Ugh no. (Though yes, it is deterministic afaik).

Does anybody see any other good solutions?

Develop an interface that works and have lldb use that? Might need to change things to have certain bits be made public if necessary, but I’d want more details there.

-eric

The basic problem is the following. In, LLDB I get an instruction from the target and then I ask the LLVM disassembler to disassemble it for me. Depending on the instruction and what the arguments are, I can now construct an unwind plan. I get an MCInst back from the disassembler, so what I want to do is sth like:

if (Inst.getOpcode() == Mips::Addiu || Inst.getOpcode() == Mips::DAddiu) {
// This is an addiu instruction, look at the registers and construct the unwind plan
}

but that enum is the one that’s tablegen’d. I guess a possible interface would be to ask for the opcode of an instruction by name? Seems somewhat ugly though.

Equally ugly (and subject to silent breakage) would be to match the
opcode names, as given by MCInstrInfo::getName.

-Ahmed

We should really try to get this header file generated if possible.

Would you have any objections to making
lib/Target/*/MCTargetDesc/*MCTargetDesc.h public?

It seems pretty useless to expose a disassembly interface that can't tell
you anything interesting about the instruction.

It’s painful, I think I’d rather come up with a generic way to split/expose the backend data so that users can ask things, but I think this is a good step to getting there. So let’s define a cpu interface?

Agreed.

-eric

What kind of interface are you suggesting? It seems like the opcode data is inherently target specific (and only used by sections of external code written for the same target), so I guess I’m not seeing how a generic interface would work here.

Would you have any objections to making lib/Target/*/MCTargetDesc/*MCTargetDesc.h public?

One worry that springs to mind is how easy it is to renumber the enum values used by the opcodes. If these numbers are public it will be hard to have stable releases that add new instructions.

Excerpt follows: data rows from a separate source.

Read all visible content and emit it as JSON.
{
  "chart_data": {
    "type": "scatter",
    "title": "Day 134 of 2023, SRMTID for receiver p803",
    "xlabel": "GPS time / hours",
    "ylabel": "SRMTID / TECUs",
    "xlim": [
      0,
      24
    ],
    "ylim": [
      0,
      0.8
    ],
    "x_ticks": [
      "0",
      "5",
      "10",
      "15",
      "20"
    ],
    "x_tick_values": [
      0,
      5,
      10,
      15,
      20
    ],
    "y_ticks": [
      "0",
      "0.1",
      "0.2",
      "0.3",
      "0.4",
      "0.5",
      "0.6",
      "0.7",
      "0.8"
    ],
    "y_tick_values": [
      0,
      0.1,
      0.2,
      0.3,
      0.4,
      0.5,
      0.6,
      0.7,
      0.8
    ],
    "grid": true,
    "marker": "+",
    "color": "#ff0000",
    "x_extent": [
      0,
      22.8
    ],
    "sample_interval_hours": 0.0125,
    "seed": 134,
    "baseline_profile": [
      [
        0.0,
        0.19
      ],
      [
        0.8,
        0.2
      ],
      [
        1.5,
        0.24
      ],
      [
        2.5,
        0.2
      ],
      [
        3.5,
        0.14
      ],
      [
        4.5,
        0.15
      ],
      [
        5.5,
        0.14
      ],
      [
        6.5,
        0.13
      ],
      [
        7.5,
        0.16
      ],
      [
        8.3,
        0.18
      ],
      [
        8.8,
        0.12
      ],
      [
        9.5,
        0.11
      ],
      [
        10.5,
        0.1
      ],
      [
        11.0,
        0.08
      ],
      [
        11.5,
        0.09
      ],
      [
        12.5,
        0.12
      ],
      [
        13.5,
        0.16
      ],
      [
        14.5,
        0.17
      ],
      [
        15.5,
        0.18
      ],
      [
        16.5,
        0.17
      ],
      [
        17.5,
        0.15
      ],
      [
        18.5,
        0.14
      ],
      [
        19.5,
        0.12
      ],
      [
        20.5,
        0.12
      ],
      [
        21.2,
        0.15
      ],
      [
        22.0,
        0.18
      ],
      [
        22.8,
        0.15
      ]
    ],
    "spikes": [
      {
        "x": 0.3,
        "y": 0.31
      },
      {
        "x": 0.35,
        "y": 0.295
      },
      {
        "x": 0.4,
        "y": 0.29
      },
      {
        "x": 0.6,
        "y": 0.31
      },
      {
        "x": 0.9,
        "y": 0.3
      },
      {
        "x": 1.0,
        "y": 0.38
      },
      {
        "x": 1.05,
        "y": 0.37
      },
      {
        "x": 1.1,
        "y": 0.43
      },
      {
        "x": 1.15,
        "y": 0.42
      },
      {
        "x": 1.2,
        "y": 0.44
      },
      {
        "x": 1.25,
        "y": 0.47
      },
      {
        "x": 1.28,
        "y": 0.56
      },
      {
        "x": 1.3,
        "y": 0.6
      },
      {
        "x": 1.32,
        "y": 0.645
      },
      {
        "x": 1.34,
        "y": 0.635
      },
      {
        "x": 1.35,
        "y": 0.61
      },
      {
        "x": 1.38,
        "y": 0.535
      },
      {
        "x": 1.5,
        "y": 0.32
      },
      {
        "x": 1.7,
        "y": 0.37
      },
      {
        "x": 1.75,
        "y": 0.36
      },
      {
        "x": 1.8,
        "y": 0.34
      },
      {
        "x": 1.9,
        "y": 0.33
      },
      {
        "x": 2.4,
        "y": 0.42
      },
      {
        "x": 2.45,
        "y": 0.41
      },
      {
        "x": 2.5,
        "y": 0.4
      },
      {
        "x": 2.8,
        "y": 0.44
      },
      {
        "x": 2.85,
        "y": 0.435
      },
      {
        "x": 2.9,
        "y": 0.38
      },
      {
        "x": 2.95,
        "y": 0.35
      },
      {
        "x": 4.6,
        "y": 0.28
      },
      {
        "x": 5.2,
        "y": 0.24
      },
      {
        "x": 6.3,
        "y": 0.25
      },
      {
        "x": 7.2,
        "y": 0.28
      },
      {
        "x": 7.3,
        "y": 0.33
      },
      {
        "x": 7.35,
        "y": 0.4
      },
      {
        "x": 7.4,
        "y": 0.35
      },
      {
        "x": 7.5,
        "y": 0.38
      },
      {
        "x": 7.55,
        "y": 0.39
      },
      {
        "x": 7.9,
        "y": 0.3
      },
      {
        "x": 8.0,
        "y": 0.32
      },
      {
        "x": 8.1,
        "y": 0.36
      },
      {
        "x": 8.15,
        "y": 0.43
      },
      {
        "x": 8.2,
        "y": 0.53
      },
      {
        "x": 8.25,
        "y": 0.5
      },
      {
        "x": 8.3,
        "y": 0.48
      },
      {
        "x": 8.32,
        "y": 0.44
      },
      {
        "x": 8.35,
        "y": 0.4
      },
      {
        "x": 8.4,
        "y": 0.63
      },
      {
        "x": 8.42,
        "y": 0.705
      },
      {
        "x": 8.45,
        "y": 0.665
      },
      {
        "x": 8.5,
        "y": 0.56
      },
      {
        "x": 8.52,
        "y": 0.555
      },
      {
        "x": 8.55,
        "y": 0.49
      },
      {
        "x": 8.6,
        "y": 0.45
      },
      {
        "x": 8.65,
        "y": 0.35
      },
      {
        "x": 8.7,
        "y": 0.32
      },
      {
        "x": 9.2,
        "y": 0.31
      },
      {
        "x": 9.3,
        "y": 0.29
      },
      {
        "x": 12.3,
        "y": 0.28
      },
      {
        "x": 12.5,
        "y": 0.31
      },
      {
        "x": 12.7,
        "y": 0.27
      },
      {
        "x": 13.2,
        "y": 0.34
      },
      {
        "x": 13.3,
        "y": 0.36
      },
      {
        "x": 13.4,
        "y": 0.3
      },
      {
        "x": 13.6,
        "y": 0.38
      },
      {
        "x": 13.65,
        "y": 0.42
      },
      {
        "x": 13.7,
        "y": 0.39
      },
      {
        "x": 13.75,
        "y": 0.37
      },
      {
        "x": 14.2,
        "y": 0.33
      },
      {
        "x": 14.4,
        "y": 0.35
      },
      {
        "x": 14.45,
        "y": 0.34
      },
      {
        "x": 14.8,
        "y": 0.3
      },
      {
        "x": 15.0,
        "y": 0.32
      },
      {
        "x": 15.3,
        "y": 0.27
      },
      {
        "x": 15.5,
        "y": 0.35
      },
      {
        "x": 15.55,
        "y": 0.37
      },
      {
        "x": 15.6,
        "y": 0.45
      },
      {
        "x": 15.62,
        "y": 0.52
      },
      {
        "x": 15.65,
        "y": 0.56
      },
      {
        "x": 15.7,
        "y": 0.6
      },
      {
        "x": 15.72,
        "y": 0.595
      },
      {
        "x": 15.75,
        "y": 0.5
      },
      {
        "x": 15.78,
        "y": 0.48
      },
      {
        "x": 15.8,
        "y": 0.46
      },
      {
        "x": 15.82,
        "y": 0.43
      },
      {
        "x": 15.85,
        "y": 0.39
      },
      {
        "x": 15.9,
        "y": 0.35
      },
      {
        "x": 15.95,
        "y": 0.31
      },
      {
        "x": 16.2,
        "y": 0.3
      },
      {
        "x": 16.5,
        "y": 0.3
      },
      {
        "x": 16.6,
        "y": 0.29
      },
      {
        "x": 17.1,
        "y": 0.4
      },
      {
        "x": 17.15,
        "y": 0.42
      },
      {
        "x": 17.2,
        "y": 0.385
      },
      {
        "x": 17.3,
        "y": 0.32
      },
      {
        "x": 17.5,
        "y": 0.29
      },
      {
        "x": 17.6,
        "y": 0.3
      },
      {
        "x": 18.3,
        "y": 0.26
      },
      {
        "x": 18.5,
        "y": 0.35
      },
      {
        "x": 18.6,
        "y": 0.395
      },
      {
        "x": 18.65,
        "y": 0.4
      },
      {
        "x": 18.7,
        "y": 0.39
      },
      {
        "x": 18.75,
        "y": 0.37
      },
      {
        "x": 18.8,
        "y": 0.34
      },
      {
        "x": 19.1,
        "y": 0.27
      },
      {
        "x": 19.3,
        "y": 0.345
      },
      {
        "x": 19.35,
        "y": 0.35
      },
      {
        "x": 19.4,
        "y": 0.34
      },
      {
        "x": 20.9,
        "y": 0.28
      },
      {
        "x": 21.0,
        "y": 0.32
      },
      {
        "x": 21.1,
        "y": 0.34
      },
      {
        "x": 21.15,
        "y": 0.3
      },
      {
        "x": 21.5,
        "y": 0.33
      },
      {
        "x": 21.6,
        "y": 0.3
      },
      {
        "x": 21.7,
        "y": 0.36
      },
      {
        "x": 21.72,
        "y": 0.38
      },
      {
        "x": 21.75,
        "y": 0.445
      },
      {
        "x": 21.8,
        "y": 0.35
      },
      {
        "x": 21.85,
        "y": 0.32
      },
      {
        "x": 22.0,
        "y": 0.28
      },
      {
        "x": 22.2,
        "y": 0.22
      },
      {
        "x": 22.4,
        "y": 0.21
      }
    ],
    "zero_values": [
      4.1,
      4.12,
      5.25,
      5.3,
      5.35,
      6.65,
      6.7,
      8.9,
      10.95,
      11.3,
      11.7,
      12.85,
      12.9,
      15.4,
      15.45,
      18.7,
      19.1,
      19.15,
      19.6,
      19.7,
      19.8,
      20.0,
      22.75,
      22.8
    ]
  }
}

I don't believe that there's an expectation of ABI stability for the LLVM C++ interfaces, even in public headers - there's no expectation that you can link against any version of LLVM other than the exact version whose headers you used, unless you use the C interfaces. As long as this is not in llvm-c, then it shouldn't be an issue.

David

It's not expected to be stable between major releases like 3.6.0 and 3.7.0, but I believe it is supposed to be stable between, say, 3.6.0 and 3.6.1.
During the 3.5.1 release we spent a fair bit of time learning how to use a ABI checking tool and Tom Stellard asked me to make a few changes to preserve the ABI compatibility with the 3.5.0 release.

Apparently some lld targets also need instruction encoding. It would
be nice to figure out one interface that can be used by both lld and
lldb.

Just want to make sure this doesn’t drop off the radar. I don’t know enough about how the backends are organized to make a coherent suggestion here, but I imagine the hard part here is coming up with a suggestion, while the actual changes should be fairly mechanical.